If K & E wishes to use its resources for this program, it’s okay with me. It doesn’t do anything to increase the overall pool of minority attorneys from disadvantaged groups, which would be a more philanthropic endeavor, but given the pressures clients are putting on law firms to staff projects with minority attorneys, it seems smart from K & E’s perspective to run a program like this to attract help attract the cream of the crop.
But I have to wonder whether this program was run past K & E’s employment lawyers. I’m not a Title VII expert, but I’m pretty sure that any sort of quota for minorities in employment is illegal, absent very special circumstances. And K & E’s “minority fellowhsip” program amounts to a 100% quota for minorities for the relevant positions. Put another way, while race may be used as a factor under precedents from the 1980s, I don’t think that any position can be reserved by race. Clients may demand minority attorneys, but race cannot be a bone fide occupational qualification under current law, as I understand it. Am I missing something? I’ll happily update the post to cite the precedent that makes this program lawful, if it exists. [UPDATE: The comments contain a lengthy and interesting discussion of the relevant legal issues. The case most helpful to K & E would be U.S. Steelworkers v. Weber, a case decided in 1979 by a much more liberal Court.

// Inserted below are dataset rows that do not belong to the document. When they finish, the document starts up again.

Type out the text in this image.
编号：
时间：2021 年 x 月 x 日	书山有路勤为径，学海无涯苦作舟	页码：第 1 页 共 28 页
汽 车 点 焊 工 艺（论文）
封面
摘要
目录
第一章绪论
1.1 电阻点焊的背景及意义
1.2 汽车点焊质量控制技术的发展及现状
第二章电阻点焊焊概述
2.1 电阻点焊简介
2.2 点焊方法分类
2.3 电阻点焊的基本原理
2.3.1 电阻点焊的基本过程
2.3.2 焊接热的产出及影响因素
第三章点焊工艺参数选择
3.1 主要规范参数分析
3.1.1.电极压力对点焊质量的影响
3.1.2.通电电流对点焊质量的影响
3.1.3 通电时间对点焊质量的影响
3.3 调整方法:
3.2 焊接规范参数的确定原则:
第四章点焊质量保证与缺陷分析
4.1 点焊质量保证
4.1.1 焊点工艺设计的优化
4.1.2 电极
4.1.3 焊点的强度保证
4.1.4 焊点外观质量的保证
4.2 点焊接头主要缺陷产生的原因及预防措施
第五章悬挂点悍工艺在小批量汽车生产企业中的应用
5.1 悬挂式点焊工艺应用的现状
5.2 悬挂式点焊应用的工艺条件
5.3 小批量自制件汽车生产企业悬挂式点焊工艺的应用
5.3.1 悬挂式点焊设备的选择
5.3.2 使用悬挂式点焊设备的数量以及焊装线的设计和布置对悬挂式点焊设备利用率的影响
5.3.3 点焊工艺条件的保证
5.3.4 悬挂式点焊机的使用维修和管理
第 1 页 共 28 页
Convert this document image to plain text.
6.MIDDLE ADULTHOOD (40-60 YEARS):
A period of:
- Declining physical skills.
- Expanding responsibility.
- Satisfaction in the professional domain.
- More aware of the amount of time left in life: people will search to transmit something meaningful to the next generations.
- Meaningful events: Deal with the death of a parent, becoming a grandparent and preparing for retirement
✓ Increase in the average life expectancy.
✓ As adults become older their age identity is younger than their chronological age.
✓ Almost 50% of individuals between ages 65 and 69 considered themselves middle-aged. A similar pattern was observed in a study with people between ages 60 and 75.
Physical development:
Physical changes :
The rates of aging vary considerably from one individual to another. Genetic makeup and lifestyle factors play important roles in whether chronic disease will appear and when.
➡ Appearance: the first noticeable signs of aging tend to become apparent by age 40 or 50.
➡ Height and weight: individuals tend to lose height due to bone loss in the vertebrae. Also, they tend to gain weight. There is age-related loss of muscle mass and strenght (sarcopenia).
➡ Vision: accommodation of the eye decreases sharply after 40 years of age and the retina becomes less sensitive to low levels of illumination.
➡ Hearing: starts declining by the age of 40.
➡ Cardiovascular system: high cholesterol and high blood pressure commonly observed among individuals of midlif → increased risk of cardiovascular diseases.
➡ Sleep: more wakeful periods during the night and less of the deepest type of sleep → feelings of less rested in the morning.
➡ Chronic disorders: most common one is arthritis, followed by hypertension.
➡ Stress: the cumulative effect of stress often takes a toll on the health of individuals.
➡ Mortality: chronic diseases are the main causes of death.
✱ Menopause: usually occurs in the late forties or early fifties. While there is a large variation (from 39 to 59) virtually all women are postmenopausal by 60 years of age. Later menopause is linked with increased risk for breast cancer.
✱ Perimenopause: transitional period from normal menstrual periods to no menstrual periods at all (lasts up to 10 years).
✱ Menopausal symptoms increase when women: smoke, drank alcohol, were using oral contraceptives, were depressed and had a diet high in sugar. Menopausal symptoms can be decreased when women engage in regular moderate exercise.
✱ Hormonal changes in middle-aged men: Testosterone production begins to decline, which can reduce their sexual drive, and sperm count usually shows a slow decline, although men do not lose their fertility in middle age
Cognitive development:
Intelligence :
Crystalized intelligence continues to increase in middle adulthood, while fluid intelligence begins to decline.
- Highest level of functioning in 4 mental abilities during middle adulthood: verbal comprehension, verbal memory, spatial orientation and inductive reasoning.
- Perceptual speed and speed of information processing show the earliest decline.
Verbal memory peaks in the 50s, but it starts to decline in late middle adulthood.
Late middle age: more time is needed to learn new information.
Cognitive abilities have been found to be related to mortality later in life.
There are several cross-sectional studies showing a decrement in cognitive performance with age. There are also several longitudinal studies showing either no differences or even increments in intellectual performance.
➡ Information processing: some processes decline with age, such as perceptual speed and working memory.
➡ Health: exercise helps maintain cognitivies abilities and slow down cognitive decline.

But current precedential value aside, I think that Weber is readily distinguishable on several grounds, for example, that K & E’s program was undertaken in pursuit of “diversity,” not to redress a gross imbalance versus the relevant labor pool (unless you believe that K & E has determined that, e.g., “Native Alaskans” and “Pacific Islanders” are underrepresented at its various offices), that the program in Weber was meant to redress specific discrimination against specifically African Americans in union apprenticeship programs, and that the K & E slots are entirely reserved for “minorities.” That’s not to say that Weber explicitly bans this program, just that it’s not controlling, and that some of the rationales for upholding the program in Weber not only don’t exist here, but would suggest that this program, with its 100% quota, diversity rationale, and lack of narrow tailoring, is illegal. But if there’s a more directly relevant precedent on point, please let me know.]
Hat tip: Law firm diversity blog, from which I learn that Thompson Hine has a very similar, though much smaller scale, program.
UPDATE: For a more traditional form of discrimination, see this advertisement (same hat tip) for a billing coordinator at Baker & Mckenzie’s Bangkok office; only women between ages 25 and 32 need apply.